La razón principal de mi osadía no fue otra que la sequía cinéfila que preside desde hace no pocos años la cartelera de Badajoz. Igual que la ropa femenina parece estar diseñada para embainarse en los bulímicos maniquies de pasarela, la cartelera actual está configurada para hacer las delicias de la muchachada y de algún que otro cinéfago impenitente, como el que escribe. El cine para adultos, con personajes reales, brilla por su ausencia. La cartelera ha cedido al cálculo voraz de las mayors, que fagocitan sin pudor la oferta cinematográfica, especialmente en las ciudades pequeñas, en donde no existe un público de gusto variado que llene las salas y la cinefilia se satisface gracias al esfuerzo titánico de las filmotecas.
Así que me apliqué con resignación el sabio adagio de cuando no hay lomo, tocino como, y pagué religiosamente mi tributo a Paramount Pictures, que por lo que sé ya lleva ganados 256 millones de euros en todo el mundo desde el estreno de su Transformers: El lado oscuro de la Luna, Transformers 3 para los de retentiva lenta. Quién iba a decirnos que del vintage ochentero se podría sacar oro. Lo que hace unas décadas eran juguetes, comics y películas de serie B, hoy se reciclan a manos de la maquinaria de Hollywood en flagrantes best viewers, que atraen no solo a niños y adolescentes, sino también a talludos espectadores que creemos quizá con ello rememorar nuestros iconos pop. Nada más lejos de la realidad; lo único que obtenemos a cambio es mera pirotecnia, maquillaje técnico. Un guión pensado para analfabetos funcionales o legionarios lobotomizados, aderezado de recursos estéticos extraídos de un anuncio de colonia y un par de escenas pensadas para lubricar mentes con acné. Ni siquiera el duo de autobots diminutos, homólogos desmejorados de R2D2 y C3PO, consigue sacarnos del tedio.
¿Será que me estoy haciendo viejo?, ¿soy acaso demasiado exigente? Sea lo que fuere, los ejercicios pornográficos de pirotecnia tecnológica sin proteinas me resultan cada vez menos atractivos.

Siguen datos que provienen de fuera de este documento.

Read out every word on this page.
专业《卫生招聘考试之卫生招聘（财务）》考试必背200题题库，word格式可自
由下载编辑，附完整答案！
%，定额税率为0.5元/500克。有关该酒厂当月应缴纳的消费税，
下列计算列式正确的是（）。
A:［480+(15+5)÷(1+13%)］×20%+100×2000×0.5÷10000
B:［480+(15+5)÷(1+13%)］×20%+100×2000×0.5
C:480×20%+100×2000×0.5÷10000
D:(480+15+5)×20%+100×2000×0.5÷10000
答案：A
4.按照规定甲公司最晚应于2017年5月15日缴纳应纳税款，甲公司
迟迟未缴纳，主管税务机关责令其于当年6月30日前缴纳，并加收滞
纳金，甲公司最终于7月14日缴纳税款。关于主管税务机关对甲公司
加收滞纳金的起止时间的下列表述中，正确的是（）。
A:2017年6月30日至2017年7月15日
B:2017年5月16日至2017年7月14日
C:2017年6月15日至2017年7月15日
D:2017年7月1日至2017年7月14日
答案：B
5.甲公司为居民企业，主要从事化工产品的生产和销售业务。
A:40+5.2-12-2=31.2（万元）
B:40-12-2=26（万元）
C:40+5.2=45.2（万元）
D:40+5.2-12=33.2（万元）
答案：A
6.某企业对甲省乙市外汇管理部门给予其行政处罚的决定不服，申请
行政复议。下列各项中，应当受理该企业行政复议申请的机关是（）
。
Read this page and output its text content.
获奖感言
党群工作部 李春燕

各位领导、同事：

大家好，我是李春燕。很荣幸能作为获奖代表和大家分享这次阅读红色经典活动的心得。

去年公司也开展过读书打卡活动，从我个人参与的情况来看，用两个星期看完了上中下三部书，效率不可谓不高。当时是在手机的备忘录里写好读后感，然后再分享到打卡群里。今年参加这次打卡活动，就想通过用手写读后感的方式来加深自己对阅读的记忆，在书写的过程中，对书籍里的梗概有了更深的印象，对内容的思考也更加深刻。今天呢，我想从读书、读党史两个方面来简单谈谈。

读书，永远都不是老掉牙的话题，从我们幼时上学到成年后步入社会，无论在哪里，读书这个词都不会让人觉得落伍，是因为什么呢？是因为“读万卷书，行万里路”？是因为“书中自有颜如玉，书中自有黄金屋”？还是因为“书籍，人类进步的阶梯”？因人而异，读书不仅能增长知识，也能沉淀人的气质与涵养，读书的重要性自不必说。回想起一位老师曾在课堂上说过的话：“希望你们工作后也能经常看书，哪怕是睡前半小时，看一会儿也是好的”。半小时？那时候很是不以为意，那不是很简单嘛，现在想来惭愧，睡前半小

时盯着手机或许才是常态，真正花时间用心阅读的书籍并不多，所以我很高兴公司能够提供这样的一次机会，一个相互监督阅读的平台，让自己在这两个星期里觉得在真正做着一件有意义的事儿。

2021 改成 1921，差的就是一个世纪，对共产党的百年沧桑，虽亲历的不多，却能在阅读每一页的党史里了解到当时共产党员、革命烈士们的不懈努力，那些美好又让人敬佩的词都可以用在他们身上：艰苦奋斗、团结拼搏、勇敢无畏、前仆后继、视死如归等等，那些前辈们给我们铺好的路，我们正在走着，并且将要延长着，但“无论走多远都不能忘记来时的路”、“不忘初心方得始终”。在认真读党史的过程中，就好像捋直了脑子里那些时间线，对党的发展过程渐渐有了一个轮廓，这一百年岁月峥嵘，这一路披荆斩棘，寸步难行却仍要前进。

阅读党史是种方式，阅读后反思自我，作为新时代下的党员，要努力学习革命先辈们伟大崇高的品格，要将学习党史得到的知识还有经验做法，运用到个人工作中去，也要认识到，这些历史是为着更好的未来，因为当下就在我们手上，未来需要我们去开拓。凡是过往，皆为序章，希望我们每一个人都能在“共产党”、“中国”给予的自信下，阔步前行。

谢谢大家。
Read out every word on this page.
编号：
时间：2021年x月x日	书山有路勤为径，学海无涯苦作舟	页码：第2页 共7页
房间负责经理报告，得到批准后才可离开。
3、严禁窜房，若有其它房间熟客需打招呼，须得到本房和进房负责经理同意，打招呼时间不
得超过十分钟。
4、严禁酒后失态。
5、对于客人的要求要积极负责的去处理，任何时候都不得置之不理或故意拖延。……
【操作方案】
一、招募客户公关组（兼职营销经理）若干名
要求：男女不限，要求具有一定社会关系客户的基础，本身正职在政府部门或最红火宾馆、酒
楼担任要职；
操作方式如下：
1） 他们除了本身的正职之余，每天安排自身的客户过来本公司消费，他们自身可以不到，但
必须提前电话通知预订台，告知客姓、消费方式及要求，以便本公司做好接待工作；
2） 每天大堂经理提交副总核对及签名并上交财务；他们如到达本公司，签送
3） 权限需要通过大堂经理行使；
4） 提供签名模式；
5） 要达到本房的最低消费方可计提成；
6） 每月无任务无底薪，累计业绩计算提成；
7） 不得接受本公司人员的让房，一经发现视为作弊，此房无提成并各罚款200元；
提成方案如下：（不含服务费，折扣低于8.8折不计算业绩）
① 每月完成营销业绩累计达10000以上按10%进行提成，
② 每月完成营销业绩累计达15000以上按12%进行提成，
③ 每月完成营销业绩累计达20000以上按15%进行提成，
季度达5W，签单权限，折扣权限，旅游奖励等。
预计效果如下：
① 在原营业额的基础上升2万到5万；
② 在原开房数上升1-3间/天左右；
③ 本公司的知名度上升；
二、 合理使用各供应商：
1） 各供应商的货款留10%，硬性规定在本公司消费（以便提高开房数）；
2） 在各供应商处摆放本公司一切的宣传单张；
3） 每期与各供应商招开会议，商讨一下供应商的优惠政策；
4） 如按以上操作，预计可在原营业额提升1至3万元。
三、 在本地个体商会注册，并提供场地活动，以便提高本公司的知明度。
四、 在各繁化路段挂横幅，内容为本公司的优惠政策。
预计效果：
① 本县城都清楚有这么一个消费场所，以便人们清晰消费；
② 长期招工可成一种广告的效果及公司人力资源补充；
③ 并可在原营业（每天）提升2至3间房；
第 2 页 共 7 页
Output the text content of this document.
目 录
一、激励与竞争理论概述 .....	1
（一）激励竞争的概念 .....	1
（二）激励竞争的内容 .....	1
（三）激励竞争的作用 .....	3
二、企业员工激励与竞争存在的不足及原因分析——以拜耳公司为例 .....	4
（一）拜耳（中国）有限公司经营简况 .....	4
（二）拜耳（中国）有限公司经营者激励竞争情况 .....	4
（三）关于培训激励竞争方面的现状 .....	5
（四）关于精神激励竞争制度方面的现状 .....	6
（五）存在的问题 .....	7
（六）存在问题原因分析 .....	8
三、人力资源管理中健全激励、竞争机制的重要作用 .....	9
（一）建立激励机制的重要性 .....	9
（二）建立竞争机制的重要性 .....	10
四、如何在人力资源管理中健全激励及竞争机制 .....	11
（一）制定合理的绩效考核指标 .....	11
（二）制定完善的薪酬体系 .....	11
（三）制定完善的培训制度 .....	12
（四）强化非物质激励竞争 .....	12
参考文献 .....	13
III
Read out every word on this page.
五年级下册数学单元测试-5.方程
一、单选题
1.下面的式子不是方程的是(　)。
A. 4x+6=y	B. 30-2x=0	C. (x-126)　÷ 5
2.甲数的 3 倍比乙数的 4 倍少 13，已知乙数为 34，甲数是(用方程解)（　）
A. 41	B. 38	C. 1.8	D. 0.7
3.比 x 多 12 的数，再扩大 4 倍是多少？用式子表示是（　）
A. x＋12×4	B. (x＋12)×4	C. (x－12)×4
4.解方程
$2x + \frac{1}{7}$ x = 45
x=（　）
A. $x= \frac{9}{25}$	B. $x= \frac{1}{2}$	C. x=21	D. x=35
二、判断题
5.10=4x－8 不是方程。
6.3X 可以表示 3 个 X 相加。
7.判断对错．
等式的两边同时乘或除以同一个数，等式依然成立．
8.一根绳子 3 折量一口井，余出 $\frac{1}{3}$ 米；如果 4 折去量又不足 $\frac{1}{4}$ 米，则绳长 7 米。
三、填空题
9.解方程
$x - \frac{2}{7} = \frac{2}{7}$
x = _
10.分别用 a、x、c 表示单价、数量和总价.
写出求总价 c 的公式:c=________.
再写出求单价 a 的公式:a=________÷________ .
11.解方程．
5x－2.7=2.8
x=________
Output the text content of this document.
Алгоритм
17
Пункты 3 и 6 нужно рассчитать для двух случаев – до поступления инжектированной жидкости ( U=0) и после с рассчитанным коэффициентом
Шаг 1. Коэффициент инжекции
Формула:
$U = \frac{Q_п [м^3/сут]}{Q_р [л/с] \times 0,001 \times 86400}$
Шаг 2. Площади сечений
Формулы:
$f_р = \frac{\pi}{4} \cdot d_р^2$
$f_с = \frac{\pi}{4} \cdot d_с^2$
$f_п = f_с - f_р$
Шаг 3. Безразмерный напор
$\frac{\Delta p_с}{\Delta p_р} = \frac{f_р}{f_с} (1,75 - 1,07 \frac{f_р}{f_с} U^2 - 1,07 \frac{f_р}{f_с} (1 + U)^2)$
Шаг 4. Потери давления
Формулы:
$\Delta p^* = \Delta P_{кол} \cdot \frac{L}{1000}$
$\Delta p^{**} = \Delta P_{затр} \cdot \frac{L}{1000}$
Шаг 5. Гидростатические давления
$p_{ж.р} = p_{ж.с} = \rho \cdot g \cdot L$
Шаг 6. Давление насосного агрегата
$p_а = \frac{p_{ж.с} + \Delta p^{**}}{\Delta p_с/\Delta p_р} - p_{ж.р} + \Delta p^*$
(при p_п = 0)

Y no es que uno le haga ascos al cine palomitero, pero Transformers 3 rebasó mi umbral de tolerancia cinéfaga. Por cierto, días después resarcí mi decepción visionando la última de Mateo Gil, Blackthorn, un western de esos que llaman crepusculares. Una delicia para los sentidos (con una hermosa fotografía del altiplano boliviano), un ejemplo de buen cine adulto, sin perder los mandamientos propios del género.